The city of Flint, Mich., and a group of plaintiffs who sued the city have reached an agreement setting a new deadline to complete lead water line replacements after the city again missed its court-approved deadline last fall.

Under the agreement filed in a federal court in Ann Arbor, the city must complete excavations and replacements at all of the 31,758 eligible homes by Aug. 1. For homes where replacements have already been done and those that are done by March 1, the city must complete restoration by June 30. For properties with replacements done after March 2, restoration must be done within four months of excavations.

Also, the city must provide weekly progress reports to the plaintiffs, who include the groups Concerned Pastors for Social Action, American Civil Liberties Union of Michigan and Natural Resources Defense Council, as well as Melissa Mays, a Flint resident and operations manager at community advocacy group Flint Rising.

Flint Rising has been working to inform residents of their right to replacement water service lines and property restoration, but Mays says the city has been needlessly delaying work. Ahead of last year’s Sept. 30 deadline, she says the city did not even perform any work until after Labor Day.

“They’re trying to put an end to this without finishing the job,” Mays says.

A Flint spokesperson did not respond to inquiries about the city’s progress with the replacements. Last fall, after missing the last deadline, city officials said they had completed more than 27,000 excavations and that contracts were in place with Rowe Professional Services Co. and Lakeshore Global Corp. to complete the remaining work. The U.S. Environmental Protection Agency also granted Flint a one-year extension to use $100 million in federal funding for the work.

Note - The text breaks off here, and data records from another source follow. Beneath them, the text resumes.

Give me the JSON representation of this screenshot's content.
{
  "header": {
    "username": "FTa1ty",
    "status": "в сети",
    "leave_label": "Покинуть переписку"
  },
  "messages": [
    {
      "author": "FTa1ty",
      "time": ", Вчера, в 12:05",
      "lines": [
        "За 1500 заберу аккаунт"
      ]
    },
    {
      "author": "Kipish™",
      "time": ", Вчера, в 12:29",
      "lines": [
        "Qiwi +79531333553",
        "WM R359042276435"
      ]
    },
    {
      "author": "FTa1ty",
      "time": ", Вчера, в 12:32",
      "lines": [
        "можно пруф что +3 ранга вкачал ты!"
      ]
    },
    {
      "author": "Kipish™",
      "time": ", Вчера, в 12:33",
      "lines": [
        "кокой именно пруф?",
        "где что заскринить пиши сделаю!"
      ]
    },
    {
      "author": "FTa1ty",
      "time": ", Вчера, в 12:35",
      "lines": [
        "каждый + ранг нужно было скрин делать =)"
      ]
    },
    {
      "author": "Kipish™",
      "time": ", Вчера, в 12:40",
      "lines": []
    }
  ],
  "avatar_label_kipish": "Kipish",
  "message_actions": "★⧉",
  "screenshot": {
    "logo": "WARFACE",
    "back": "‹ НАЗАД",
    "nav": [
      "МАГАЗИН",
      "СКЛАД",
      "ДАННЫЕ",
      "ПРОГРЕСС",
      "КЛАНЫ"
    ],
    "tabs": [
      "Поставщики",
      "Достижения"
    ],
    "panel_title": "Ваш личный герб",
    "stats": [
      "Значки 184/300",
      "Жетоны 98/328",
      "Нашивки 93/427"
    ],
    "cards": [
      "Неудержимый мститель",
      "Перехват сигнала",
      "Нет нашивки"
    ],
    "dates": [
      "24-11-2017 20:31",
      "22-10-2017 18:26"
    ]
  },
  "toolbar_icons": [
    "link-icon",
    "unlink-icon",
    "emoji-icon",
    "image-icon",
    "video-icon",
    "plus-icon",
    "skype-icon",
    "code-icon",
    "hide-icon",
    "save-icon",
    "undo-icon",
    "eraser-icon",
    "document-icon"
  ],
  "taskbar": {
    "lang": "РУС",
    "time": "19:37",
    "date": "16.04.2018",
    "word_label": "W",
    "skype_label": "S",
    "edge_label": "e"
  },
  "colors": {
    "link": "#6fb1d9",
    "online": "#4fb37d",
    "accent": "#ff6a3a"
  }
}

The groups sued Flint after the city’s lead-in-water crisis came to light in 2014. Service line replacement work was originally supposed to last about three years, but work stopped in 2020 during the COVID-19 pandemic as officials said it was unsafe for workers to enter residents’ homes. Delays have continued, and in November the plaintiffs filed their fifth motion to enforce the settlement agreement.

Residents also complained that the city did not restore many properties after the replacements were done, leaving broken pavement and mounds of dirt. Last August, city officials said about 8,000 properties still needed restoration, but Mays says that number may be even higher.

“We don’t know how many homes actually still need to be done,” Mays says. “We don’t know how many homes still need restoration, and [the city is] not even counting that in [its tallies of completed work].”

In a separate lawsuit, engineering firm Lockwood Andrews & Newnam Inc. last month agreed to settle a case accusing it of professional negligence in its work for the city. Details of the settlement were filed under seal. An attorney representing LAN said the company wants to avoid the costs of a second trial after a deadlocked jury prompted a judge to declare a mistrial in the case last summer. A retrial is still pending for engineering firm Veolia Water North America Operating Services LLC, which was also accused in the suit.